Run time of the script is =real 0m0.177s= =user 0m0.198s= =sys 0m0.043s=.
** Part 2
Part 2 extends part 1 to find 3 entries that sum to 2020 instead.
Reading the input doesn't change in this one so let's look at the search:
#+begin_src erlang :exports code
main(_) ->
Entries = read_input("p1.txt"),
{X, Y, Z} = find_triple(Entries),
io:format("answer: ~p: ~p~n", [{X, Y, Z}, X * Y * Z]).
find_triple([X | Entries]) ->
case find_double(2020-X, Entries) of
'undefined' -> find_triple(Entries);
{Y, Z} -> {X, Y, Z}
end.
find_double(_Total, []) -> 'undefined';
find_double(Total, _) when Total < 0 -> 'undefined';
find_double(Total, [Y | Entries]) when Y >= Total ->
find_double(Total, Entries);
find_double(Total, [Y | Entries]) ->
case [Z || Z <- Entries, Y+Z =:= Total] of
[] -> find_double(Total, Entries);
[Z] -> {Y, Z}
end.
#+end_src
Similar in concept to part 1, we decompose the problem. Given the head of the list, X, search the tail of the list for two entries that sum to (2020 - X). If none is found, recurse into =find_triple/1= with the tail of the list.
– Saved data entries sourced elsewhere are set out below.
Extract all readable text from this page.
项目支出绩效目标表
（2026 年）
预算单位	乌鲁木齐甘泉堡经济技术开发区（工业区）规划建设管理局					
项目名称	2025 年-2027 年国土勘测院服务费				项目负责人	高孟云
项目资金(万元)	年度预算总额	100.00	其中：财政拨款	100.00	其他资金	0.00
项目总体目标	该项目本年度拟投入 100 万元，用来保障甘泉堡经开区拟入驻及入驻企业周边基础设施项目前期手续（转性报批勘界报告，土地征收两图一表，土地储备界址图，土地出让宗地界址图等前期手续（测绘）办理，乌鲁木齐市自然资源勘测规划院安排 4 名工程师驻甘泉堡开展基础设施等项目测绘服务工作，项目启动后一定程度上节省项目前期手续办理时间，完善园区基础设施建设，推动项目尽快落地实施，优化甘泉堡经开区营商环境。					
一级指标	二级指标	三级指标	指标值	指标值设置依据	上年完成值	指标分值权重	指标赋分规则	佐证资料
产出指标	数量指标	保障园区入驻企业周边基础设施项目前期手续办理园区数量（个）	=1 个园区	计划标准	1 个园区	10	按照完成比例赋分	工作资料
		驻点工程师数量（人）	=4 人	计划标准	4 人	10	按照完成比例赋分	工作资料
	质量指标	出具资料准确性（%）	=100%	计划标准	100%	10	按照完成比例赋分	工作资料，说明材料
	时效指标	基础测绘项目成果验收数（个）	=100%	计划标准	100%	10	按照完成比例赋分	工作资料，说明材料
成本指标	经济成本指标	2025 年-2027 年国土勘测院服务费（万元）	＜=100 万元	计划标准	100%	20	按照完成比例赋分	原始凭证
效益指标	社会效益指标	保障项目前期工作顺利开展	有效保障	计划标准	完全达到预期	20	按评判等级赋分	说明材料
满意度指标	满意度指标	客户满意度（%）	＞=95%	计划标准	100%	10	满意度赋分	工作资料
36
Within =find_double/2= we take the head of the list, Y, and iterate through the tail of the list looking for a Z that will satisfy =Y + Z = 2020 - X=. If none is found, recurse using the tail of the list.
We're pushing into =O(n^3)= territory which still only puts us around 8,000,000 comparisons which is pretty trivial for CPUs. Indeed, run time is indistinguishable from part 1: =real 0m0.175s= =user 0m0.179s= =sys 0m0.067s=.
** Wrap up
Day 1 whet the whistle. Took slightly different approaches to iteration and recursion in each part for fun. Dataset is small enough to not be overly concerned with efficiency of approach, instead focusing on (hopefully) solving the problem in an easy-to-read way.